Das BAG schließt sich der Rechtsprechung des BGH an und lockert die Anforderungen an Anwälte in Fristsachen. Eine eigenständige Überprüfung des Fristenkalenders ist demnach nicht zwingend erforderlich. Hierauf weist die BRAK hin.

BRAK, Mitteilung vom 27.02.2025

Das Bundesarbeitsgericht schließt sich der Rechtsprechung des BGH an und lockert die Anforderungen an Anwälte in Fristsachen. Eine eigenständige Überprüfung des Fristenkalenders ist demnach nicht zwingend erforderlich.

Der Sechste Senat des Bundesarbeitsgerichts (BAG) schließt sich der lockereren Rechtsprechung des Bundesgerichtshofs (BGH) zur Sorgfaltspflicht von Rechtsanwältinnen und -anwälten in Fristsachen an. Die Berufsträgerinnen und -träger würden die ihnen obliegende Sorgfaltspflicht in Fristsachen nicht verletzen, wenn sie den Ablauf von Rechtsmittelbegründungsfristen nur über die Vermerke in der Handakte prüfen, sofern sich keine Zweifel an deren Richtigkeit aufdrängen. Einer zusätzlichen Prüfung, ob das Fristende auch tatsächlich korrekt im Fristenkalender eingetragen ist, bedürfe es dann nicht mehr (Urteil vom 20.02.2025, Az. 6 AZR 155/23).

Divergenzanfrage des Sechsten BAG-Senats

Diesem Wechsel der Rechtsprechung war eine Divergenzanfrage (§ 45 Abs. 3 Satz 1 ArbGG) des Sechsten BAG-Senats an den Ersten, Dritten, Achten und Neunten Senat des BAG (Beschluss vom 23.05.2024, Az. 6 AZR 155/23) vorausgegangen. Deren bisheriger Rechtsprechung zufolge mussten Rechtsanwältinnen und -anwälte neben der Rechtsmittelfrist selbst auch die ordnungsgemäße Notierung der Rechtsmittelbegründungsfrist im Fristenkalender kontrollieren.
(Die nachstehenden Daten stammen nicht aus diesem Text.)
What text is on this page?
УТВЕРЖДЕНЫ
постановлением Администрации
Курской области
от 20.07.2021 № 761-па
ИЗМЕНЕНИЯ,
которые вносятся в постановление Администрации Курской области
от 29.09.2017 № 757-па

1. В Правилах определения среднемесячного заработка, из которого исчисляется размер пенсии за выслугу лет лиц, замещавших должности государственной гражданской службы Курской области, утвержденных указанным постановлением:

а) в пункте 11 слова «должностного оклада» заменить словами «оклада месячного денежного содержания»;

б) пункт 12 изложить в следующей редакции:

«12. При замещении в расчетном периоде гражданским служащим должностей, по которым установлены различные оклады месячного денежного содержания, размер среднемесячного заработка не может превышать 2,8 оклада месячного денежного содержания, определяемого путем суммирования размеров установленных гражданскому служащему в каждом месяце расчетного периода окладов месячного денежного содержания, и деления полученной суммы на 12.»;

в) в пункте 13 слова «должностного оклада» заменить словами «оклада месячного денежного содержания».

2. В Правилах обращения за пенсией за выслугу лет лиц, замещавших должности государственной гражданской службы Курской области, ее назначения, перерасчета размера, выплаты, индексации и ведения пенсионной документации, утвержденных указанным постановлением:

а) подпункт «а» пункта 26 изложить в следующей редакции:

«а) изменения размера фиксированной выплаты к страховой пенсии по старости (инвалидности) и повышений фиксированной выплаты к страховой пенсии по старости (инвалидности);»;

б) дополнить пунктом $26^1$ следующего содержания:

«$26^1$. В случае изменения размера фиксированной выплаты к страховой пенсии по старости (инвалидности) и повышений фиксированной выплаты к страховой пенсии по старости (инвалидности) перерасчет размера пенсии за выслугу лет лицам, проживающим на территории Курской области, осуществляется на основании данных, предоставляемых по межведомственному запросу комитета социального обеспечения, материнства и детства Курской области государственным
Eine Kontrolle anhand der Handaktenvermerke sollte also gerade nicht ausreichen (Urteil vom 10.01.2003, 1 AZR 70/02; Beschluss vom 17.10.2012, Az. 3 AZR 633/12; Urteil vom 31.01.2008, Az. 8 AZR 27/07 und Urteil vom 18.06.2015, Az. 8 AZR 556/14; Beschluss vom 18.01.2006, Az. 9 AZR 454/04).

Laut BGH reichte es hingegen grundsätzlich aus, wenn lediglich die Vermerke überprüft würden (Beschluss vom 17.05.2023, Az. XII ZB 533/22; Beschluss vom 19.10.2022, Az. XII ZB 113/21). Dem hat sich nun auch das BAG angeschlossen: Die anderen vier Senate haben dem Sechsten nun mitgeteilt, dass auch sie an der alten Rechtsauffassung nicht mehr festhalten.
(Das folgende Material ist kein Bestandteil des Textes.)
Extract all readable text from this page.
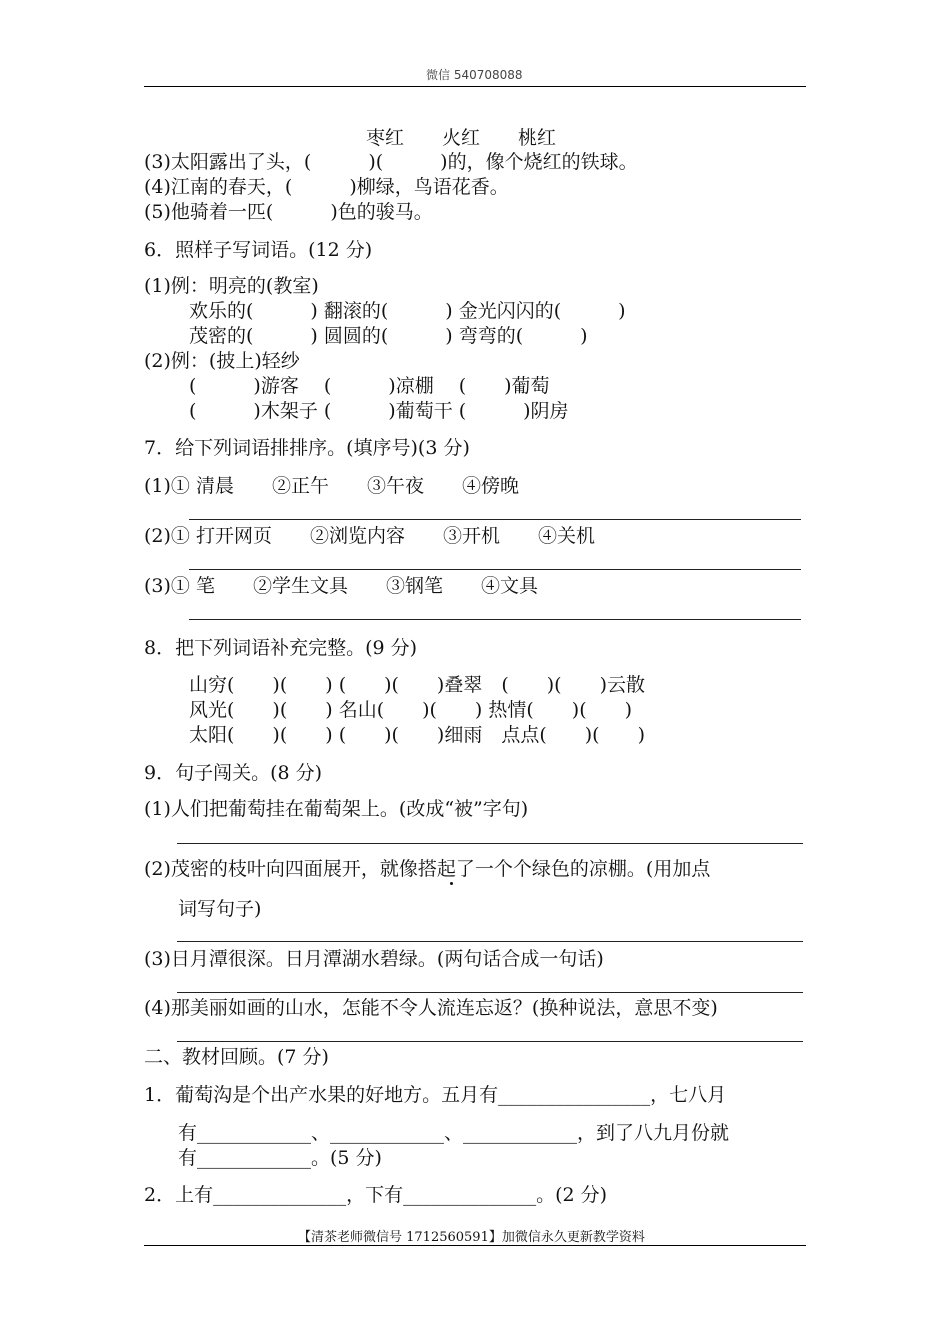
微信 540708088
枣红　　火红　　桃红
(3)太阳露出了头，(　　　)(　　　)的，像个烧红的铁球。
(4)江南的春天，(　　　)柳绿，鸟语花香。
(5)他骑着一匹(　　　)色的骏马。
6．照样子写词语。(12 分)
(1)例：明亮的(教室)
欢乐的(　　　) 翻滚的(　　　) 金光闪闪的(　　　)
茂密的(　　　) 圆圆的(　　　) 弯弯的(　　　)
(2)例：(披上)轻纱
(　　　)游客　 (　　　)凉棚　 (　　)葡萄
(　　　)木架子 (　　　)葡萄干 (　　　)阴房
7．给下列词语排排序。(填序号)(3 分)
(1)① 清晨　　②正午　　③午夜　　④傍晚
(2)① 打开网页　　②浏览内容　　③开机　　④关机
(3)① 笔　　②学生文具　　③钢笔　　④文具
8．把下列词语补充完整。(9 分)
山穷(　　)(　　) (　　)(　　)叠翠　(　　)(　　)云散
风光(　　)(　　) 名山(　　)(　　) 热情(　　)(　　)
太阳(　　)(　　) (　　)(　　)细雨　点点(　　)(　　)
9．句子闯关。(8 分)
(1)人们把葡萄挂在葡萄架上。(改成“被”字句)
(2)茂密的枝叶向四面展开，就像搭起了一个个绿色的凉棚。(用加点
词写句子)
(3)日月潭很深。日月潭湖水碧绿。(两句话合成一句话)
(4)那美丽如画的山水，怎能不令人流连忘返？(换种说法，意思不变)
二、教材回顾。(7 分)
1．葡萄沟是个出产水果的好地方。五月有________________，七八月
有____________、____________、____________，到了八九月份就
有____________。(5 分)
2．上有______________，下有______________。(2 分)
【清茶老师微信号 1712560591】加微信永久更新教学资料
BAG lockert Rechtsprechung: Anwälte müssen Fristenkalender nicht prüfen

Nun gilt einheitlich in Zivil- und Arbeitsrechtsstreitigkeiten: Anwältinnen und Anwälte müssen zwar den Ablauf von Rechtsmittelbegründungsfristen immer dann eigenverantwortlich prüfen, wenn ihnen die Akten im Zusammenhang mit einer fristgebundenen Verfahrenshandlung, insbesondere zu deren Bearbeitung, vorgelegt werden. In diesem Fall müssen sie auch alle weiteren unerledigten Fristen einschließlich ihrer Notierung in den Handakten prüfen. Allerdings dürften sie sich hierbei grundsätzlich auf die Prüfung der Vermerke in der Handakte beschränken, sofern sich keine Zweifel an deren Richtigkeit aufdrängen. In diesem Fall müssen sie nicht noch zusätzlich überprüfen, ob das Fristende auch tatsächlich korrekt im Fristenkalender eingetragen ist.

Hintergrund war der Antrag auf Wiedereinsetzung eines Anwalts in die versäumte Revisionsbegründungsfrist – dieser hatte nun Erfolg, weil der Sechste Senat kein Verschulden des Anwalts sah. Dieser hatte auf der Grundlage der ihm vorgelegten Handakten jeweils die Fristwahrung kontrolliert, nicht aber den von der Rechtsanwaltsfachangestellten geführten Fristenkalender. Ansonsten hatte er sich darauf berufen, dass die Fristenkontrolle in seiner Kanzlei ordnungsgemäß organisiert gewesen sei.

Das Urteil des LAG München wurden dementsprechend aufgehoben, das Urteil der Vorinstanz teilweise abgeändert. Soweit der Rechtsstreit noch offen war, wird die Sache zur neuen Verhandlung und Entscheidung – auch über die Kosten der Revision – an das LAG zurückverwiesen.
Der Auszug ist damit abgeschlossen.